THE first time I saw the Arcade in Webkinz World, I had only one thought: Miniature golf course!

I have been a mini-golf aficionado since I was "knee-high to a grasshopper." When I was very small there was a miniature golf course down Gansett Avenue, between the baseball field and the Burger Chef. Sometimes on sultry summer nights we would walk there to get a Del's lemonade (there was a pocket-sized frozen lemonade stand across the street) and watch the golfers as well as the flocks of moths dashing around the big floodlights. We never played often; with only Dad working we didn't have a lot of money.

Sometimes we played mini-golf at Rocky Point Amusement Park, but again it was a rare thing. But by the time I went to work and could earn money to play mini-golf there were no more courses in Rhode Island.

In 1968, after my mom went to work part time, we finally had the money to take a vacation that didn't involve staying a week at a relative's house in Massachusetts. We went to a place one of Dad's co-workers suggested, Lake George in the Adirondak Mountains of upstate New York. It is still one of my favorite places in the world. And it had four miniature golf courses to boot! I don't recall that we ever played the big course up on the hill at the exit off I-87, but we did play the two near the lake (Around the World in 18 Holes and Around the U.S. in 18 Holes) and the small one inside the games arcade. These were mostly the old-fashioned kind of mini-golf courses, with the little barn with the door that opened and closed, putting a ball in an animal's mouth, etc. For a few years there was a tiny "designed by professional golf players" course on one corner; the lot was so small that several of the holes were on an upper level. When you putted the balls they rolled through tubes to the lower level, which made the course much more fun!

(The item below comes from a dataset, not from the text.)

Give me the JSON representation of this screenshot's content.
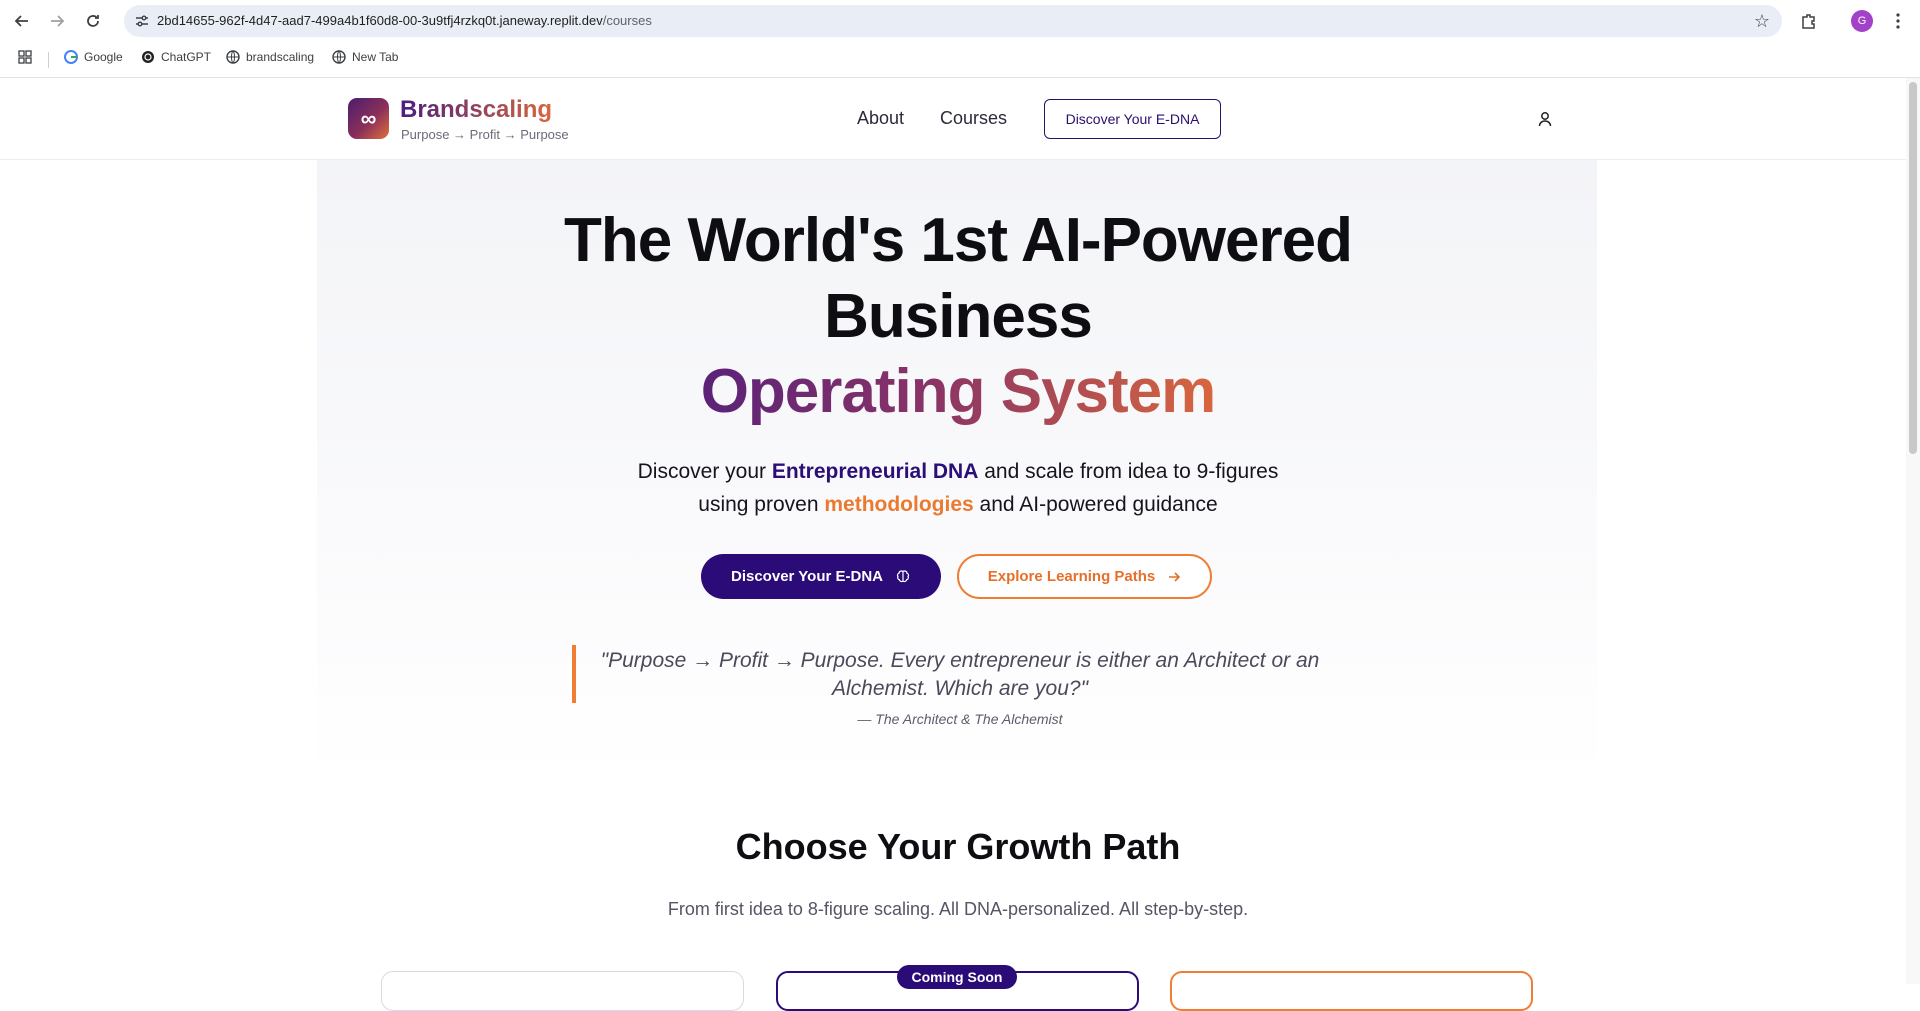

It got to the point where we'd discuss where to go for vacation and I'd suggest Lake George. Mom would give me "that look." "You just want to go so you can play miniature golf." Well, yeah... :-)

The later type of courses such as we experienced in Lake George have survived here in Atlanta as Pirates' Cove and Rainforest and Mountasia and we play them when we can (mostly when we have a coupon).

So you can see why I was delighted to find Webkinz Golf. I pretty much play one game every day. My bete noïre was hole 17 until I accidentally landed in the sand trap and realized that was the trick to getting the hole in par.